Pour suivre, le premier élément animal, de l’omble chevalier du lac Léman par « Eric jacquier », pâte de citron et pommes de terre « céramique ». La magie opère à nouveau car ce poisson très fin est souvent un peu fade en bouche. Ici accompagné de deux sauces avec une base de citron, la première un bouillon monté au beurre et la seconde sous forme de sabayon. Ces pommes de terre « céramiques » au magnifique aspect ont une cuisson initiale à la vapeur qui se poursuit dans l’argile rendant le féculent très moelleux. Esthétiquement servies avec des pierres ! (la céramique à été enlevée au préalable). On alterne ces deux sauces, le sabayon étant associé au féculent. Un plat qui est très parfumé et dont le coté citronné met en valeur ce magnifique poisson.
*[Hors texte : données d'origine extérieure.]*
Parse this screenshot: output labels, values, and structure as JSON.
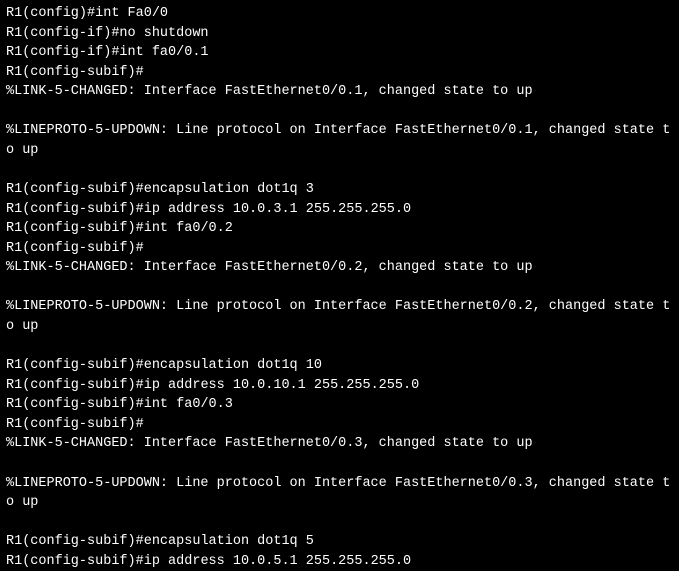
{
  "terminal": {
    "lines": [
      {
        "prompt": "R1(config)#",
        "cmd": "int Fa0/0"
      },
      {
        "prompt": "R1(config-if)#",
        "cmd": "no shutdown"
      },
      {
        "prompt": "R1(config-if)#",
        "cmd": "int fa0/0.1"
      },
      {
        "prompt": "R1(config-subif)#",
        "cmd": ""
      },
      {
        "text": "%LINK-5-CHANGED: Interface FastEthernet0/0.1, changed state to up"
      },
      {
        "text": ""
      },
      {
        "text": "%LINEPROTO-5-UPDOWN: Line protocol on Interface FastEthernet0/0.1, changed state to up"
      },
      {
        "text": ""
      },
      {
        "prompt": "R1(config-subif)#",
        "cmd": "encapsulation dot1q 3"
      },
      {
        "prompt": "R1(config-subif)#",
        "cmd": "ip address 10.0.3.1 255.255.255.0"
      },
      {
        "prompt": "R1(config-subif)#",
        "cmd": "int fa0/0.2"
      },
      {
        "prompt": "R1(config-subif)#",
        "cmd": ""
      },
      {
        "text": "%LINK-5-CHANGED: Interface FastEthernet0/0.2, changed state to up"
      },
      {
        "text": ""
      },
      {
        "text": "%LINEPROTO-5-UPDOWN: Line protocol on Interface FastEthernet0/0.2, changed state to up"
      },
      {
        "text": ""
      },
      {
        "prompt": "R1(config-subif)#",
        "cmd": "encapsulation dot1q 10"
      },
      {
        "prompt": "R1(config-subif)#",
        "cmd": "ip address 10.0.10.1 255.255.255.0"
      },
      {
        "prompt": "R1(config-subif)#",
        "cmd": "int fa0/0.3"
      },
      {
        "prompt": "R1(config-subif)#",
        "cmd": ""
      },
      {
        "text": "%LINK-5-CHANGED: Interface FastEthernet0/0.3, changed state to up"
      },
      {
        "text": ""
      },
      {
        "text": "%LINEPROTO-5-UPDOWN: Line protocol on Interface FastEthernet0/0.3, changed state to up"
      },
      {
        "text": ""
      },
      {
        "prompt": "R1(config-subif)#",
        "cmd": "encapsulation dot1q 5"
      },
      {
        "prompt": "R1(config-subif)#",
        "cmd": "ip address 10.0.5.1 255.255.255.0"
      }
    ]
  }
}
Nous continuons avec peut-être le plat qui m’a laissé le plus indifférent ; des écrevisses moelleuses, jus des carcasses amandes et Campari. Servi dans un petit bol, diverses strates, le fond étant les écrevisses, des légumes imbibés de Campari conférant un coté un peu amer aux bouchées et au dessus un mélange œuf et crème battu. Ce qui m’a un peu gêné, c’est le coté unilatéral du goût. Il faut dire que l’écrevisse est très prononcée en bouche et accorder d’autres ingrédients reste une tâche compliquée.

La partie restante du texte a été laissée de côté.